Is Your Dog Acting Senile?  There’s Help for the Older Pet.

It’s heartbreaking to see our old dogs acting, well, old. You figure there’s nothing that can be done for a dog showing signs that resemble senility. This is just part of the aging process, right? Maybe not.

A remarkable medication, called Anipryl, was approved by the USDA in December of 1998 to treat age-related behavior changes (although it has been on veterinary shelves to treat canine Cushing’s disease, a hormonal imbalance). It may prove to be a lifesaver for countless senior dogs and could significantly improve the quality of their declining years and the pleasure you take in your dog. By enhancing dogs’ functioning, Anipryl can prevent or reduce many of the symptoms of old age that can disrupt a household.

Once a dog loses its housetraining, stops interacting with the family, begins to grow restless at night or to become lost even in its own home, many owners will decide that it’s time to put their beloved friend down. Those that don’t must face their dog’s progressive debility and the disruption and pain it can bring to the household. What they may not realize, however, is that sometimes these behaviors in old dogs that may look like senility or even Alzheimer’s in humans are now believed by many veterinarians to be part of an aging-associated brain disorder.

Some of these changes that are usually interpreted as the typical aging process could be due to potentially treatable medical conditions, such as tumors and infections, which are more common in older dogs; call your veterinarian for an appointment anytime your dog’s behavior changes suddenly.

A major source of behavior change in the aging dog, however, is very possibly the result of changes in the brain. This leads to the loss of cognitive abilities like thinking, memory, communication and problem solving. In some aspects it resembles Alzheimer’s disease in humans. This generalized medical condition has been designated Cognitive Dysfunction Syndrome or CDS for older dogs exhibiting this group of problematic, age-related behaviors.

Anipryl (the trade name for L-deprenyl or selegiline) may help CDS. In the absence of any physical cause such as cancer, infection, or organ failure, CDS is present when a dog shows one or more of the following five signs. See if your dog has any of these symptoms.

  • Disorientation or confusion:
    Your dog may wander aimlessly, stare out into space, or stand with his head in a corner; your dog may appear lost or confused in the house or yard;
  • Decreased or altered responsiveness to family member:
    Your dog may fail to respond to your attention, and stop seeking out attention;
    he may be less enthusiastic in his greeting;
  • Disturbances of the sleep-wake cycle:
    Your dog may bark, whine or pace at night; he may persistently bark abnormally any time of the day; he may be sleeping more, or awake more at night;
  • Decreased activity level:
    Your dog may show less general interest in his usual activities;
  • Deterioration in housetraining:
    A normally housetrained dog is suddenly having “accidents”; your dog may signal less to go outside and may urinate or defecate indoors soon after being outside.

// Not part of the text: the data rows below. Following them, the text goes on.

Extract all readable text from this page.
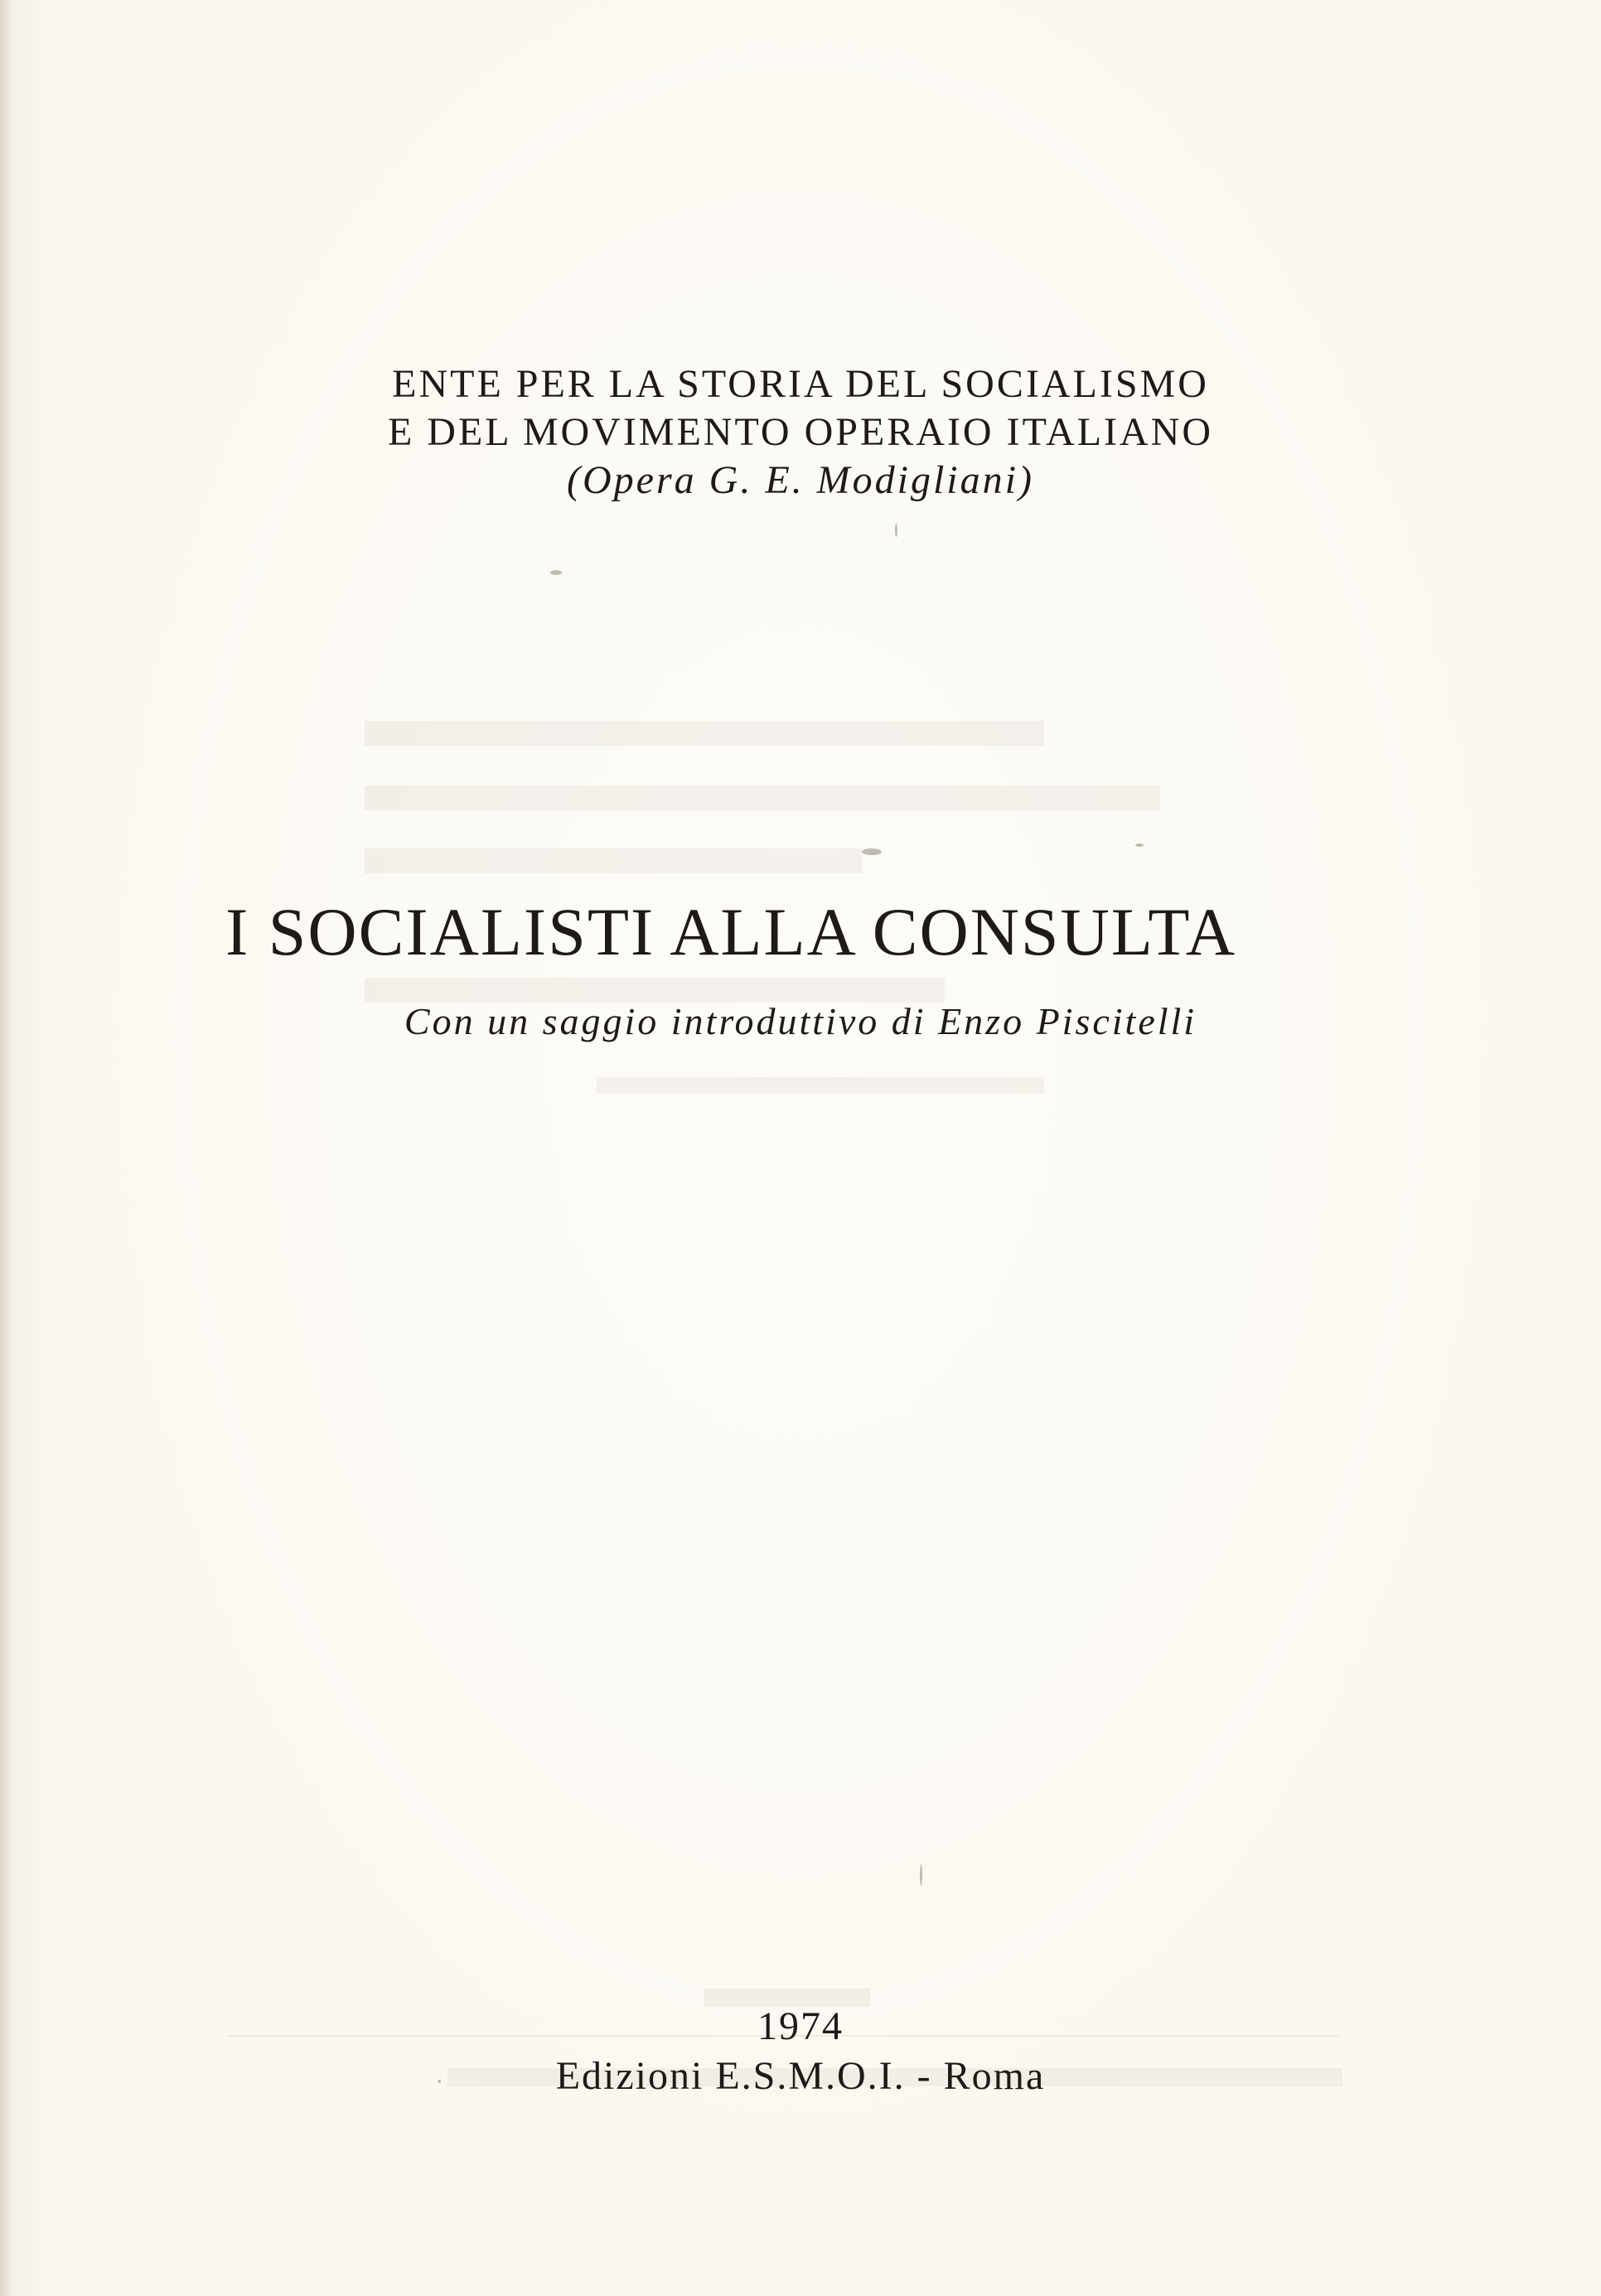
ENTE PER LA STORIA DEL SOCIALISMO
E DEL MOVIMENTO OPERAIO ITALIANO
(Opera G. E. Modigliani)
I SOCIALISTI ALLA CONSULTA
Con un saggio introduttivo di Enzo Piscitelli
1974
Edizioni E.S.M.O.I. - Roma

Given the possible benefits for CDS, Anipryl may well be worth trying when your dog is declining in ways that lead you to contemplate putting him or her down. If the normal course of aging and its difficulties are not disruptive for your household, you may not wish to consider medication. It’s a judgement call. But it’s nice to know that there’s help for your older pet and some of the often devastating signs of aging are not something we are forced to live with and accept anymore.